As an archaeologist for the Bureau of Indian Affairs, Syd Walker spends her days in Rhode Island trying to protect the land’s Indigenous past, even as she’s escaping her own.
While Syd is dedicated to her job, she’s haunted by a night of violence she barely escaped in her Oklahoma hometown fifteen years ago. Even though she swore she’d never go back, the past comes calling.
What happens to the land happens to the women.
When a skull is found near the crime scene of her youth, just as her sister, Emma Lou, disappears, Syd knows she must return to Oklahoma. She refuses to let her sister, or the remains, go ignored as so often happens in cases of missing Native women.
But not everyone is glad to have Syd home. The search for Emma Lou puts Syd in the crosshairs of local drug dealers looking to build an empire and vengeful vigilantes policing the abandoned mines, while government officials silence tribal rights.
The truth will be unearthed.
The deeper Syd digs, the more she uncovers about a string of missing Indigenous women cases trailing back decades. To save her sister, she must expose a darkness in town that no one wants to face—not even Syd.
PRAISE
“Combines Cherokee history and legend with contemporary drug and land problems in a gripping story of missing Indigenous women. Readers looking for LGBTQIA+ and Two-Spirit characters will hope for more about Syd Walker.”
—Library Journal (starred)
“This suspenseful mystery will not only captivate you, but it may just teach you something about Cherokee history, land rights and the plague of missing and murdered Indigenous women. Including queer and Two-Spirit characters, Blood Sisters is a meaningful and compelling thriller.”
—Ms. Magazine
“Lillie paints the beautiful yet bleak landscape with a fine brush. Readers who enjoy strong voices will be pulled in by the characters, while those who are drawn to setting will feel as if they are in Picher.”
—Booklist
“Lillie does an excellent job of balancing a riveting plot with a moving portrait of her troubled lead.”
—Publishers Weekly
“Just a few pages in and this novel is roaring with mystery, danger, anguish and regret.

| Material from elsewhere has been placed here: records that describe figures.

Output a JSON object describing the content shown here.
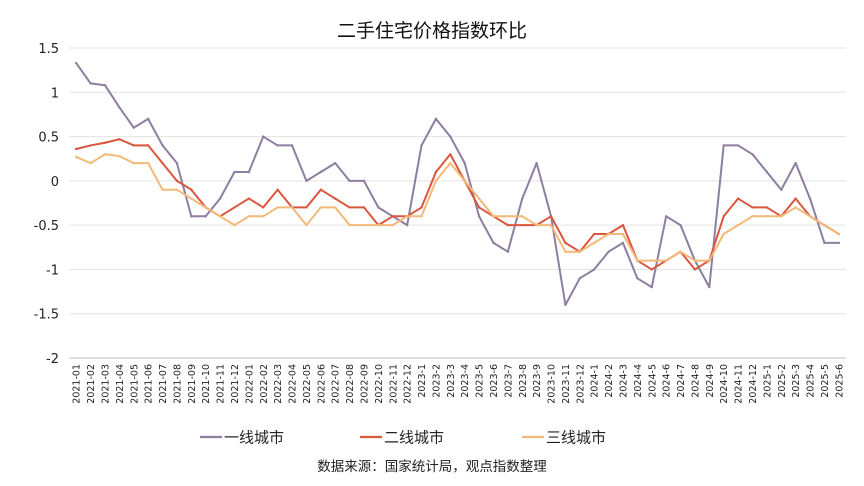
{
  "chart_data": {
    "type": "line",
    "title": "二手住宅价格指数环比",
    "xlabel": "",
    "ylabel": "",
    "ylim": [
      -2,
      1.5
    ],
    "yticks": [
      "1.5",
      "1",
      "0.5",
      "0",
      "-0.5",
      "-1",
      "-1.5",
      "-2"
    ],
    "grid": true,
    "legend_position": "bottom",
    "x": [
      "2021-01",
      "2021-02",
      "2021-03",
      "2021-04",
      "2021-05",
      "2021-06",
      "2021-07",
      "2021-08",
      "2021-09",
      "2021-10",
      "2021-11",
      "2021-12",
      "2022-01",
      "2022-02",
      "2022-03",
      "2022-04",
      "2022-05",
      "2022-06",
      "2022-07",
      "2022-08",
      "2022-09",
      "2022-10",
      "2022-11",
      "2022-12",
      "2023-1",
      "2023-2",
      "2023-3",
      "2023-4",
      "2023-5",
      "2023-6",
      "2023-7",
      "2023-8",
      "2023-9",
      "2023-10",
      "2023-11",
      "2023-12",
      "2024-1",
      "2024-2",
      "2024-3",
      "2024-4",
      "2024-5",
      "2024-6",
      "2024-7",
      "2024-8",
      "2024-9",
      "2024-10",
      "2024-11",
      "2024-12",
      "2025-1",
      "2025-2",
      "2025-3",
      "2025-4",
      "2025-5",
      "2025-6"
    ],
    "series": [
      {
        "name": "一线城市",
        "color": "#8e7ea0",
        "values": [
          1.33,
          1.1,
          1.08,
          0.83,
          0.6,
          0.7,
          0.4,
          0.2,
          -0.4,
          -0.4,
          -0.2,
          0.1,
          0.1,
          0.5,
          0.4,
          0.4,
          0.0,
          0.1,
          0.2,
          0.0,
          0.0,
          -0.3,
          -0.4,
          -0.5,
          0.4,
          0.7,
          0.5,
          0.2,
          -0.4,
          -0.7,
          -0.8,
          -0.2,
          0.2,
          -0.4,
          -1.4,
          -1.1,
          -1.0,
          -0.8,
          -0.7,
          -1.1,
          -1.2,
          -0.4,
          -0.5,
          -0.9,
          -1.2,
          0.4,
          0.4,
          0.3,
          0.1,
          -0.1,
          0.2,
          -0.2,
          -0.7,
          -0.7
        ]
      },
      {
        "name": "二线城市",
        "color": "#d9573e",
        "values": [
          0.36,
          0.4,
          0.43,
          0.47,
          0.4,
          0.4,
          0.2,
          0.0,
          -0.1,
          -0.3,
          -0.4,
          -0.3,
          -0.2,
          -0.3,
          -0.1,
          -0.3,
          -0.3,
          -0.1,
          -0.2,
          -0.3,
          -0.3,
          -0.5,
          -0.4,
          -0.4,
          -0.3,
          0.1,
          0.3,
          0.0,
          -0.3,
          -0.4,
          -0.5,
          -0.5,
          -0.5,
          -0.4,
          -0.7,
          -0.8,
          -0.6,
          -0.6,
          -0.5,
          -0.9,
          -1.0,
          -0.9,
          -0.8,
          -1.0,
          -0.9,
          -0.4,
          -0.2,
          -0.3,
          -0.3,
          -0.4,
          -0.2,
          -0.4,
          -0.5,
          -0.6
        ]
      },
      {
        "name": "三线城市",
        "color": "#f2b978",
        "values": [
          0.27,
          0.2,
          0.3,
          0.28,
          0.2,
          0.2,
          -0.1,
          -0.1,
          -0.2,
          -0.3,
          -0.4,
          -0.5,
          -0.4,
          -0.4,
          -0.3,
          -0.3,
          -0.5,
          -0.3,
          -0.3,
          -0.5,
          -0.5,
          -0.5,
          -0.5,
          -0.4,
          -0.4,
          0.0,
          0.2,
          0.0,
          -0.2,
          -0.4,
          -0.4,
          -0.4,
          -0.5,
          -0.5,
          -0.8,
          -0.8,
          -0.7,
          -0.6,
          -0.6,
          -0.9,
          -0.9,
          -0.9,
          -0.8,
          -0.9,
          -0.9,
          -0.6,
          -0.5,
          -0.4,
          -0.4,
          -0.4,
          -0.3,
          -0.4,
          -0.5,
          -0.6
        ]
      }
    ]
  },
  "source_note": "数据来源：国家统计局，观点指数整理"
}
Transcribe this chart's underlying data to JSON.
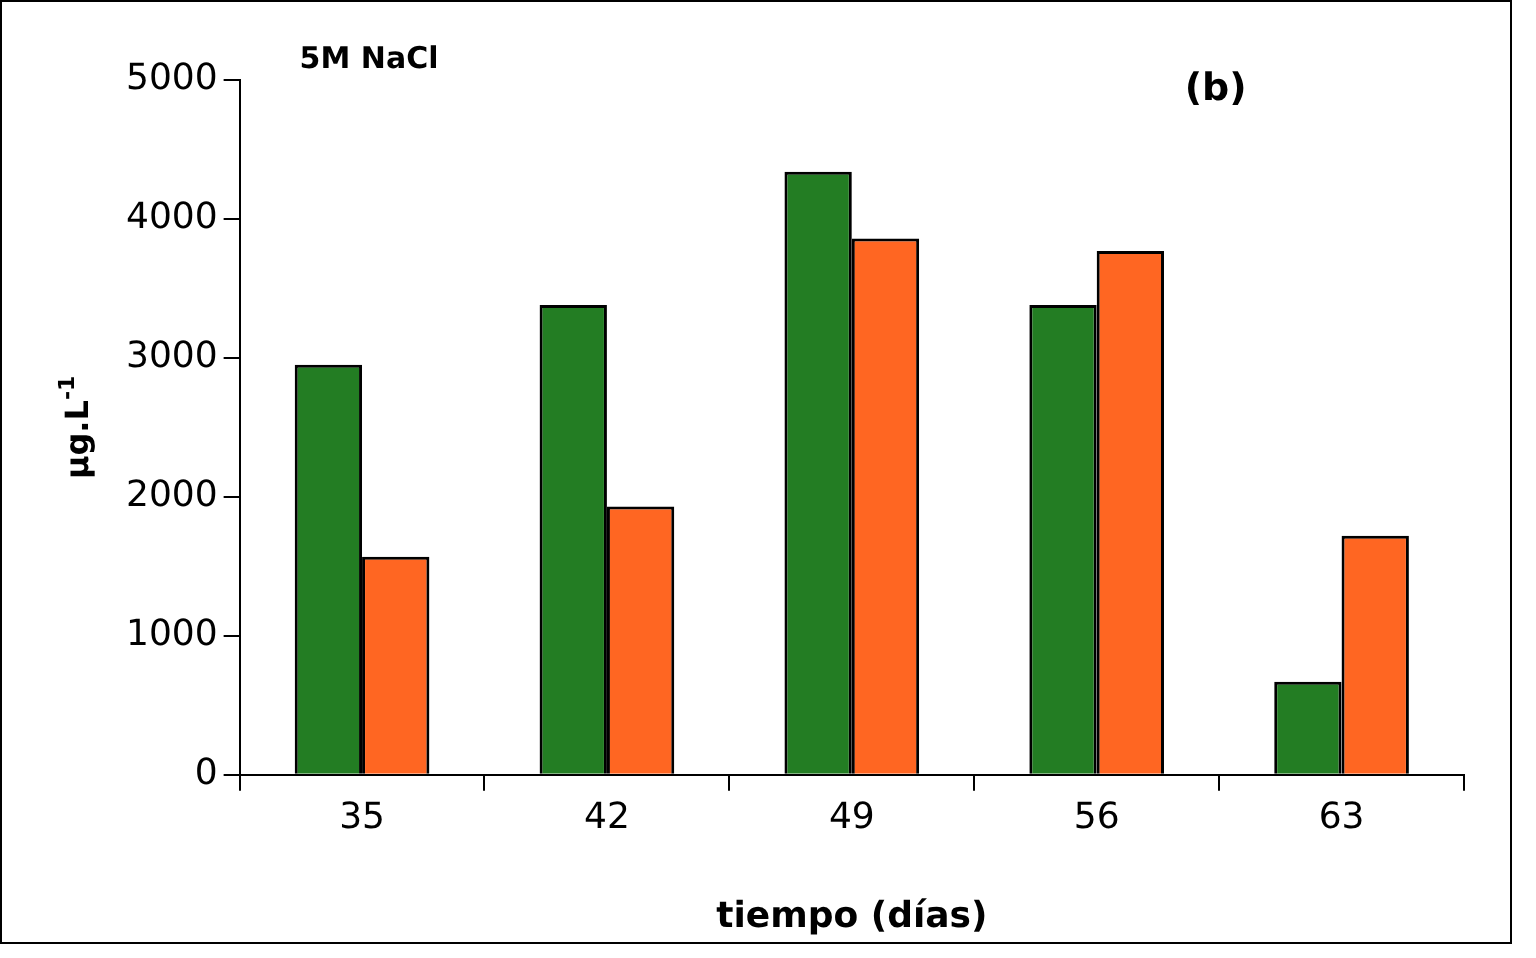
{
  "chart_data": {
    "type": "bar",
    "title": "5M NaCl",
    "xlabel": "tiempo (días)",
    "ylabel": "µg.L$^{-1}$",
    "annotations": [
      "(b)"
    ],
    "categories": [
      "35",
      "42",
      "49",
      "56",
      "63"
    ],
    "series": [
      {
        "color": "#237d23",
        "values": [
          2950,
          3380,
          4340,
          3380,
          670
        ]
      },
      {
        "color": "#ff6622",
        "values": [
          1570,
          1930,
          3860,
          3770,
          1720
        ]
      }
    ],
    "ylim": [
      0,
      5000
    ],
    "yticks": [
      0,
      1000,
      2000,
      3000,
      4000,
      5000
    ],
    "grid": false,
    "legend": false
  }
}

Lillie fuels her Native characters with hope, resentment, anger and despair…A crime novel’s journey often runs toward escapism, but the best, like Blood Sisters, lead us on a path toward knowledge and discovery.”
—Minneapolis Star Tribune
“A dark tale of justice and injustice.”
—Denver Post
— C. J. Box, #1 New York Times bestselling author of Storm Front
“Blood Sisters is a tale with all the twisting fury of a tornado. Set on the complex checkerboard of Indian land in northeastern Oklahoma, it delves deeply and dramatically into the issue of missing and murdered Indigenous women. But it also mines the rich territory of family, kinship, love, loyalty, guilt, and regret. Vanessa Lillie is a remarkable and courageous storyteller and an important Native voice. I recommend this book with all my heart and the hope that it will make a difference.”
—William Kent Krueger, New York Times bestselling author of This Tender Land
“Bingeworthy. A propulsive story of familial fault lines with as much to say about the dark side of people as the potential for redemption.”

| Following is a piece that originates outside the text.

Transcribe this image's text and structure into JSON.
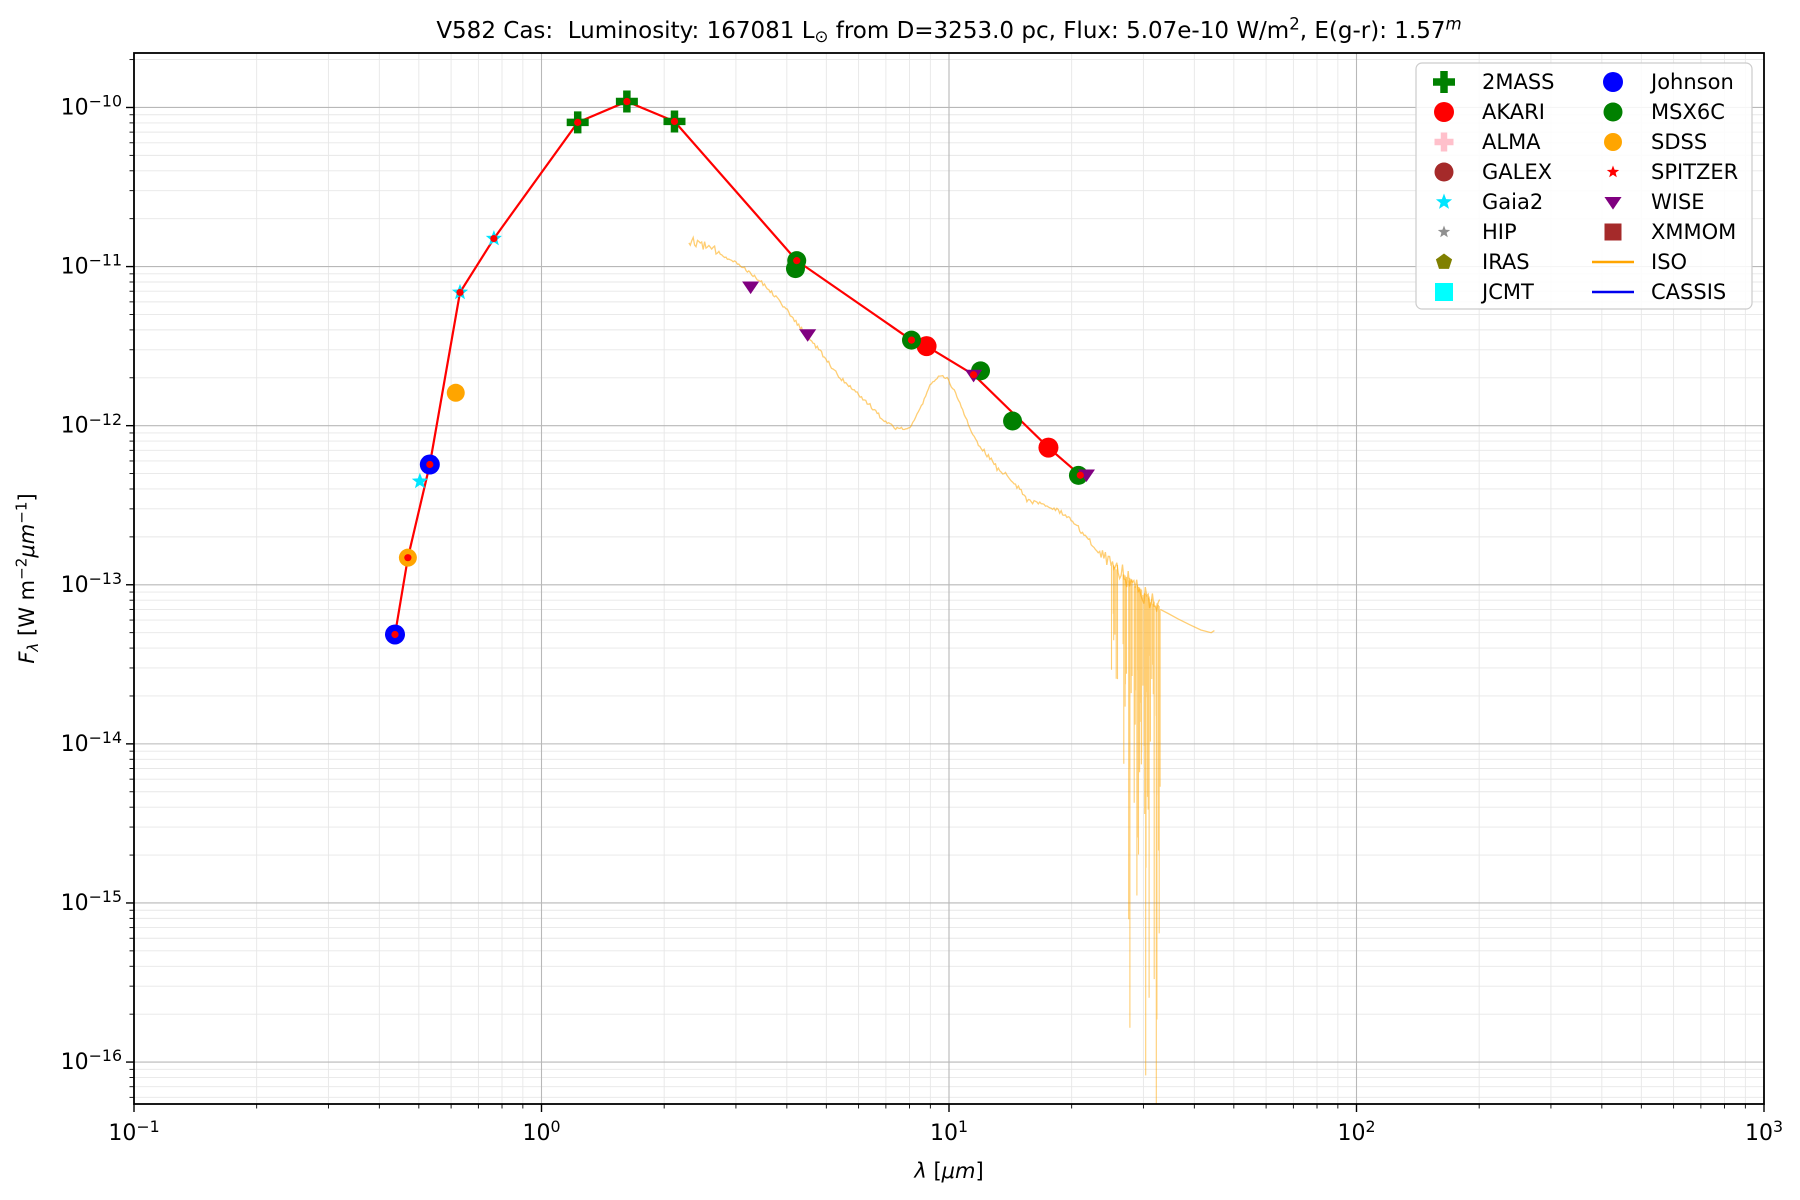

—Caroline Kepnes, New York Times bestselling author of the You series
“Vanessa Lillie’s riveting thriller explores the elusiveness of truth, and the history that binds people together—and to a place—no matter the time or the distance. At once captivating and illuminating, surprising and powerful, Blood Sisters is a story that resonates.”

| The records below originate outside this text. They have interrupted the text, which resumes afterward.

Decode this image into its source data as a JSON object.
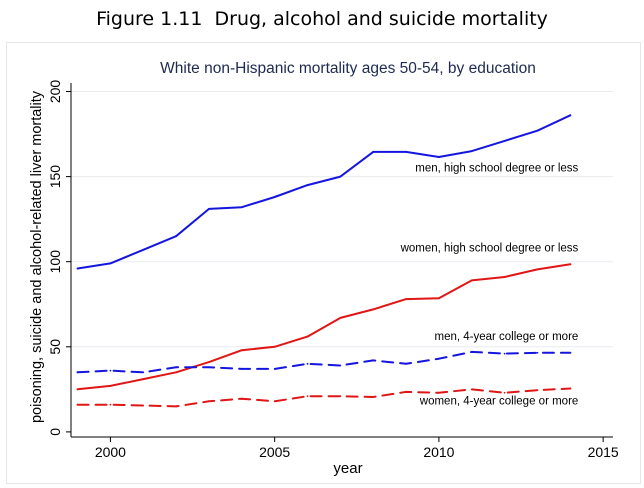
{
  "figure": {
    "caption": "Figure 1.11  Drug, alcohol and suicide mortality"
  },
  "chart_data": {
    "type": "line",
    "title": "White non-Hispanic mortality ages 50-54, by education",
    "xlabel": "year",
    "ylabel": "poisoning, suicide and alcohol-related liver mortality",
    "xlim": [
      1998.8,
      2015.3
    ],
    "ylim": [
      -3,
      205
    ],
    "x_ticks": [
      2000,
      2005,
      2010,
      2015
    ],
    "y_ticks": [
      0,
      50,
      100,
      150,
      200
    ],
    "grid": "horizontal",
    "legend": "none",
    "x": [
      1999,
      2000,
      2001,
      2002,
      2003,
      2004,
      2005,
      2006,
      2007,
      2008,
      2009,
      2010,
      2011,
      2012,
      2013,
      2014
    ],
    "series": [
      {
        "name": "men, high school degree or less",
        "color": "#1515e0",
        "dash": "solid",
        "values": [
          96,
          99,
          107,
          115,
          131,
          132,
          138,
          145,
          150,
          164.5,
          164.5,
          161.5,
          165,
          171,
          177,
          186
        ]
      },
      {
        "name": "women, high school degree or less",
        "color": "#e01515",
        "dash": "solid",
        "values": [
          25,
          27,
          31,
          35,
          41,
          48,
          50,
          56,
          67,
          72,
          78,
          78.5,
          89,
          91,
          95.5,
          98.5
        ]
      },
      {
        "name": "men, 4-year college or more",
        "color": "#1515e0",
        "dash": "dashed",
        "values": [
          35,
          36,
          35,
          38,
          38,
          37,
          37,
          40,
          39,
          42,
          40,
          43,
          47,
          46,
          46.5,
          46.5
        ]
      },
      {
        "name": "women, 4-year college or more",
        "color": "#e01515",
        "dash": "dashed",
        "values": [
          16,
          16,
          15.5,
          15,
          18,
          19.5,
          18,
          21,
          21,
          20.5,
          23.5,
          23,
          25,
          23,
          24.5,
          25.5
        ]
      }
    ],
    "annotations": [
      {
        "text": "men, high school degree or less",
        "x": 2014,
        "y": 153
      },
      {
        "text": "women, high school degree or less",
        "x": 2014,
        "y": 106
      },
      {
        "text": "men, 4-year college or more",
        "x": 2014,
        "y": 54
      },
      {
        "text": "women, 4-year college or more",
        "x": 2014,
        "y": 16
      }
    ]
  }
}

—Megan Miranda, New York Times bestselling author of All the Missing Girls
“A critically important and riveting story of sisterhood, love, kinship and the search for justice in a federal system that has long ignored the epidemic of Missing and Murdered Indigenous Women, Girls and Two-Spirit People. Lillie illuminates Native womens’ simultaneous erasure and inhuman treatment with sensitivity, ingenuity and passion, powerfully elucidating all the ways that MMIWG2S are not missing by any fault of their own.”